When Katie Coolican died, there was no follow-up care for families who donate the organs of their loved ones. After a few years of struggling with grief, her mother wrote about her experience in The American Journal of Nursing and began speaking about organ donation all over the country.
She went back to school, got a master’s degree and wrote a booklet, For Those Who Give and Grieve, that was published by the National Kidney Foundation. (The foundation also publishes a quarterly newsletter with that title, edited by D’Acquisto.)
“Katie’s had a wonderful legacy that continues to this day,” Coolican said.
In 1992 she founded the National Donor Family Council for the kidney foundation to help grieving families that donate loved ones’ organs and tissues. The two-year follow-up program she created for families has become a model for organ donation programs throughout the country.
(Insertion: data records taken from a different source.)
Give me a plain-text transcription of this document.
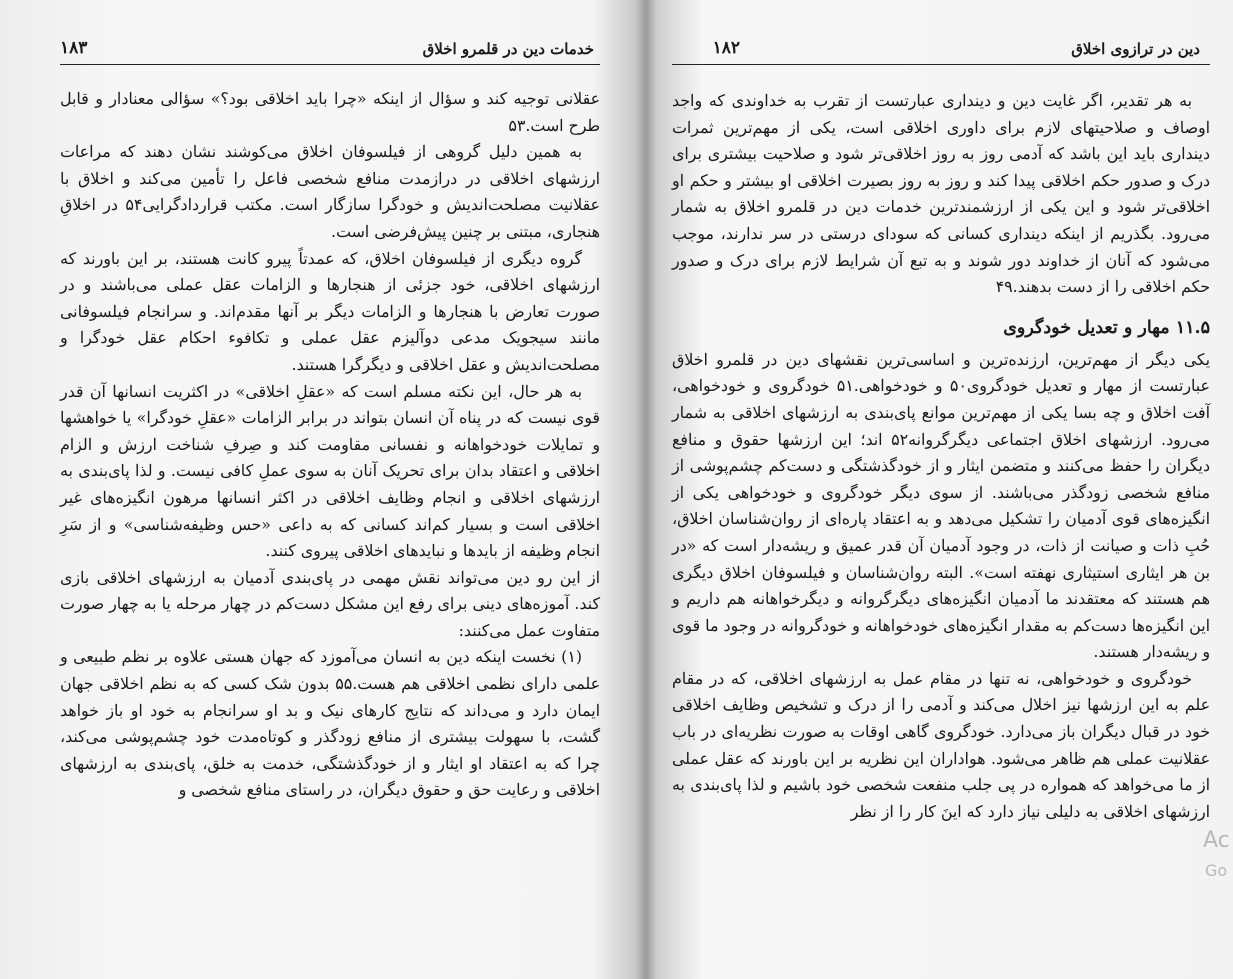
خدمات دین در قلمرو اخلاق
۱۸۳

عقلانی توجیه کند و سؤال از اینکه «چرا باید اخلاقی بود؟» سؤالی معنادار و قابل طرح است.۵۳

به همین دلیل گروهی از فیلسوفان اخلاق می‌کوشند نشان دهند که مراعات ارزشهای اخلاقی در درازمدت منافع شخصی فاعل را تأمین می‌کند و اخلاق با عقلانیت مصلحت‌اندیش و خودگرا سازگار است. مکتب قراردادگرایی۵۴ در اخلاقِ هنجاری، مبتنی بر چنین پیش‌فرضی است.

گروه دیگری از فیلسوفان اخلاق، که عمدتاً پیرو کانت هستند، بر این باورند که ارزشهای اخلاقی، خود جزئی از هنجارها و الزامات عقل عملی می‌باشند و در صورت تعارض با هنجارها و الزامات دیگر بر آنها مقدم‌اند. و سرانجام فیلسوفانی مانند سیجویک مدعی دوآلیزم عقل عملی و تکافوء احکام عقل خودگرا و مصلحت‌اندیش و عقل اخلاقی و دیگرگرا هستند.

به هر حال، این نکته مسلم است که «عقلِ اخلاقی» در اکثریت انسانها آن قدر قوی نیست که در پناه آن انسان بتواند در برابر الزامات «عقلِ خودگرا» یا خواهشها و تمایلات خودخواهانه و نفسانی مقاومت کند و صِرفِ شناخت ارزش و الزام اخلاقی و اعتقاد بدان برای تحریک آنان به سوی عملِ کافی نیست. و لذا پای‌بندی به ارزشهای اخلاقی و انجام وظایف اخلاقی در اکثر انسانها مرهون انگیزه‌های غیر اخلاقی است و بسیار کم‌اند کسانی که به داعی «حس وظیفه‌شناسی» و از سَرِ انجام وظیفه از بایدها و نبایدهای اخلاقی پیروی کنند.

از این رو دین می‌تواند نقش مهمی در پای‌بندی آدمیان به ارزشهای اخلاقی بازی کند. آموزه‌های دینی برای رفع این مشکل دست‌کم در چهار مرحله یا به چهار صورت متفاوت عمل می‌کنند:

(۱) نخست اینکه دین به انسان می‌آموزد که جهان هستی علاوه بر نظم طبیعی و علمی دارای نظمی اخلاقی هم هست.۵۵ بدون شک کسی که به نظم اخلاقی جهان ایمان دارد و می‌داند که نتایج کارهای نیک و بد او سرانجام به خود او باز خواهد گشت، با سهولت بیشتری از منافع زودگذر و کوتاه‌مدت خود چشم‌پوشی می‌کند، چرا که به اعتقاد او ایثار و از خودگذشتگی، خدمت به خلق، پای‌بندی به ارزشهای اخلاقی و رعایت حق و حقوق دیگران، در راستای منافع شخصی و

دین در ترازوی اخلاق
۱۸۲

به هر تقدیر، اگر غایت دین و دینداری عبارتست از تقرب به خداوندی که واجد اوصاف و صلاحیتهای لازم برای داوری اخلاقی است، یکی از مهم‌ترین ثمرات دینداری باید این باشد که آدمی روز به روز اخلاقی‌تر شود و صلاحیت بیشتری برای درک و صدور حکم اخلاقی پیدا کند و روز به روز بصیرت اخلاقی او بیشتر و حکم او اخلاقی‌تر شود و این یکی از ارزشمندترین خدمات دین در قلمرو اخلاق به شمار می‌رود. بگذریم از اینکه دینداری کسانی که سودای درستی در سر ندارند، موجب می‌شود که آنان از خداوند دور شوند و به تبع آن شرایط لازم برای درک و صدور حکم اخلاقی را از دست بدهند.۴۹

۱۱.۵ مهار و تعدیل خودگروی

یکی دیگر از مهم‌ترین، ارزنده‌ترین و اساسی‌ترین نقشهای دین در قلمرو اخلاق عبارتست از مهار و تعدیل خودگروی۵۰ و خودخواهی.۵۱ خودگروی و خودخواهی، آفت اخلاق و چه بسا یکی از مهم‌ترین موانع پای‌بندی به ارزشهای اخلاقی به شمار می‌رود. ارزشهای اخلاق اجتماعی دیگرگروانه۵۲ اند؛ این ارزشها حقوق و منافع دیگران را حفظ می‌کنند و متضمن ایثار و از خودگذشتگی و دست‌کم چشم‌پوشی از منافع شخصی زودگذر می‌باشند. از سوی دیگر خودگروی و خودخواهی یکی از انگیزه‌های قوی آدمیان را تشکیل می‌دهد و به اعتقاد پاره‌ای از روان‌شناسان اخلاق، حُبِ ذات و صیانت از ذات، در وجود آدمیان آن قدر عمیق و ریشه‌دار است که «در بن هر ایثاری استیثاری نهفته است». البته روان‌شناسان و فیلسوفان اخلاق دیگری هم هستند که معتقدند ما آدمیان انگیزه‌های دیگرگروانه و دیگرخواهانه هم داریم و این انگیزه‌ها دست‌کم به مقدار انگیزه‌های خودخواهانه و خودگروانه در وجود ما قوی و ریشه‌دار هستند.

خودگروی و خودخواهی، نه تنها در مقام عمل به ارزشهای اخلاقی، که در مقام علم به این ارزشها نیز اخلال می‌کند و آدمی را از درک و تشخیص وظایف اخلاقی خود در قبال دیگران باز می‌دارد. خودگروی گاهی اوقات به صورت نظریه‌ای در باب عقلانیت عملی هم ظاهر می‌شود. هواداران این نظریه بر این باورند که عقل عملی از ما می‌خواهد که همواره در پی جلب منفعت شخصی خود باشیم و لذا پای‌بندی به ارزشهای اخلاقی به دلیلی نیاز دارد که اینَ کار را از نظر

Ac
Go
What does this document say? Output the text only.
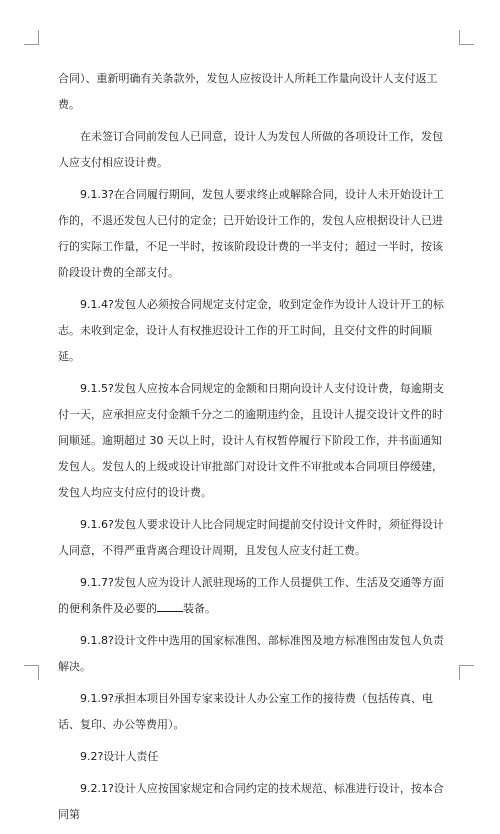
合同）、重新明确有关条款外，发包人应按设计人所耗工作量向设计人支付返工费。

在未签订合同前发包人已同意，设计人为发包人所做的各项设计工作，发包人应支付相应设计费。

9.1.3?在合同履行期间，发包人要求终止或解除合同，设计人未开始设计工作的，不退还发包人已付的定金；已开始设计工作的，发包人应根据设计人已进行的实际工作量，不足一半时，按该阶段设计费的一半支付；超过一半时，按该阶段设计费的全部支付。

9.1.4?发包人必须按合同规定支付定金，收到定金作为设计人设计开工的标志。未收到定金，设计人有权推迟设计工作的开工时间，且交付文件的时间顺延。

9.1.5?发包人应按本合同规定的金额和日期向设计人支付设计费，每逾期支付一天，应承担应支付金额千分之二的逾期违约金，且设计人提交设计文件的时间顺延。逾期超过 30 天以上时，设计人有权暂停履行下阶段工作，并书面通知发包人。发包人的上级或设计审批部门对设计文件不审批或本合同项目停缓建，发包人均应支付应付的设计费。

9.1.6?发包人要求设计人比合同规定时间提前交付设计文件时，须征得设计人同意，不得严重背离合理设计周期，且发包人应支付赶工费。

9.1.7?发包人应为设计人派驻现场的工作人员提供工作、生活及交通等方面的便利条件及必要的 装备。

9.1.8?设计文件中选用的国家标准图、部标准图及地方标准图由发包人负责解决。

9.1.9?承担本项目外国专家来设计人办公室工作的接待费（包括传真、电话、复印、办公等费用）。

9.2?设计人责任

9.2.1?设计人应按国家规定和合同约定的技术规范、标准进行设计，按本合同第
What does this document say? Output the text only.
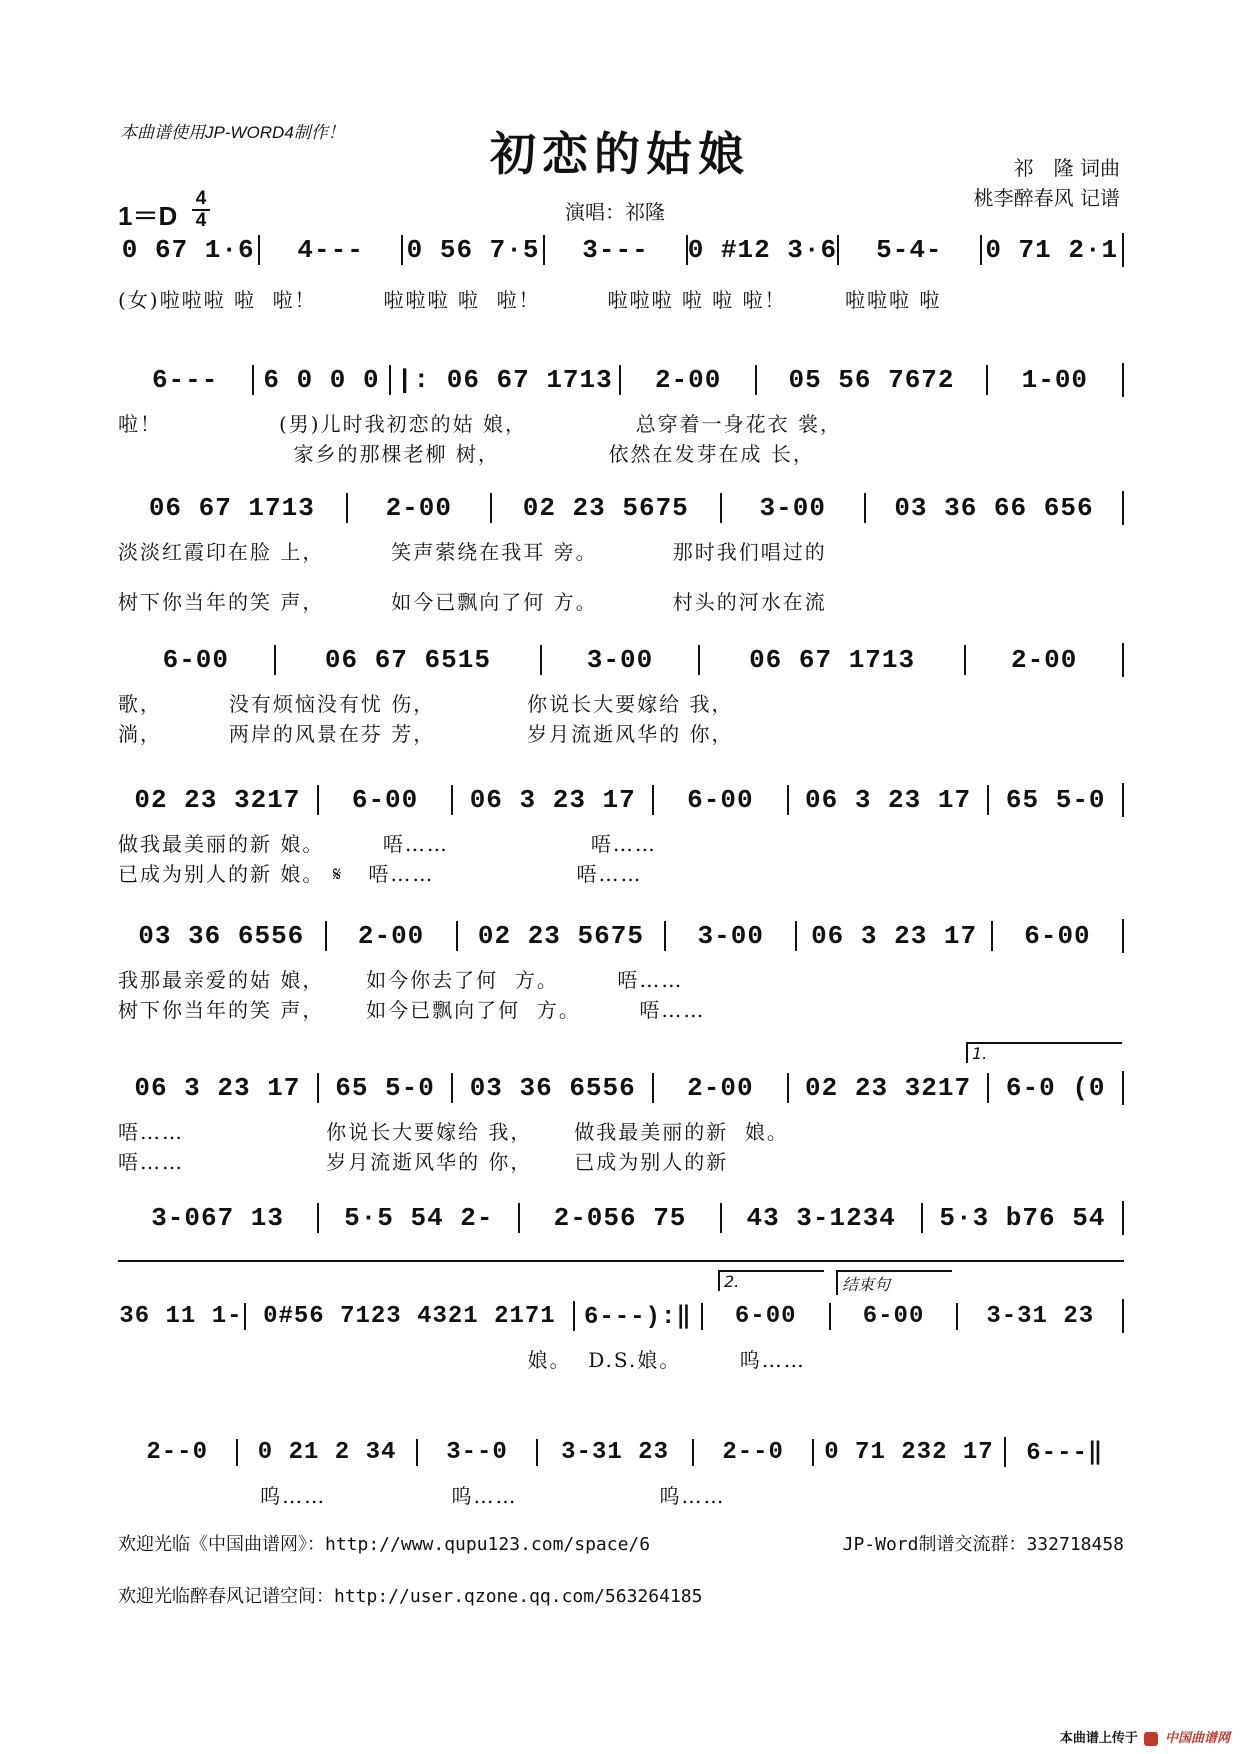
本曲谱使用JP-WORD4制作！	初恋的姑娘	祁　隆 词曲
桃李醉春风 记谱
1＝D
4
4	演唱：祁隆
0 67 1·6	4---	0 56 7·5	3---	0 #12 3·6	5-4-	0 71 2·1
(女)啦啦啦 啦  啦！        啦啦啦 啦  啦！        啦啦啦 啦 啦 啦！       啦啦啦 啦
6---	6 0 0 0 |: 06 67 1713	2-00	05 56 7672	1-00
啦！              (男)儿时我初恋的姑 娘，             总穿着一身花衣 裳，
家乡的那棵老柳 树，             依然在发芽在成 长，
06 67 1713	2-00	02 23 5675	3-00	03 36 66 656
淡淡红霞印在脸 上，        笑声萦绕在我耳 旁。         那时我们唱过的
树下你当年的笑 声，        如今已飘向了何 方。         村头的河水在流
6-00	06 67 6515	3-00	06 67 1713	2-00
歌，        没有烦恼没有忧 伤，           你说长大要嫁给 我，
淌，        两岸的风景在芬 芳，           岁月流逝风华的 你，
02 23 3217	6-00	06 3 23 17	6-00	06 3 23 17	65 5-0
做我最美丽的新 娘。       唔……                 唔……
已成为别人的新 娘。 𝄋   唔……                 唔……
03 36 6556	2-00	02 23 5675	3-00	06 3 23 17	6-00
我那最亲爱的姑 娘，     如今你去了何  方。       唔……
树下你当年的笑 声，     如今已飘向了何  方。       唔……
1.
06 3 23 17	65 5-0	03 36 6556	2-00	02 23 3217	6-0 (0
唔……                 你说长大要嫁给 我，     做我最美丽的新  娘。
唔……                 岁月流逝风华的 你，     已成为别人的新
3-067 13	5·5 54 2-	2-056 75	43 3-1234	5·3 b76 54
2.	结束句
36 11 1- 0#56 7123 4321 2171	6---):‖	6-00	6-00	3-31 23
娘。  D.S.娘。       呜……
2--0	0 21 2 34	3--0	3-31 23	2--0	0 71 232 17	6---‖
呜……               呜……                 呜……
欢迎光临《中国曲谱网》：http://www.qupu123.com/space/6	JP-Word制谱交流群：332718458
欢迎光临醉春风记谱空间：http://user.qzone.qq.com/563264185
本曲谱上传于 中国曲谱网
(To read more “gift of life” stories about organ donation, see the Web site www.donatelifeny.org/gift/index.html.)
Who can give?
Do not rule yourself out as a potential donor because you think you may be too ill or too old. Only a few circumstances, like pervasive infection or active cancer, absolutely preclude organ donation, and there is no age limit. People in their 80s and 90s have been successful donors of certain tissues, as have newborns. But for anyone under 18, a parent or guardian must approve the donation.
Even if a person dies after an illness that precludes organ donation, or if too much time elapsed after death for organs to be viable, there is still the opportunity of whole-body donation to a medical college, where the body can be used in research or to help students learn anatomy.
While it is best to register one’s interest in whole-body donation with a medical school in advance of death, after death it is up to the next of kin to make it happen. You no longer own your body after you die. If this is something you would want for yourself, discuss it with your spouse and children, who must agree with your wishes.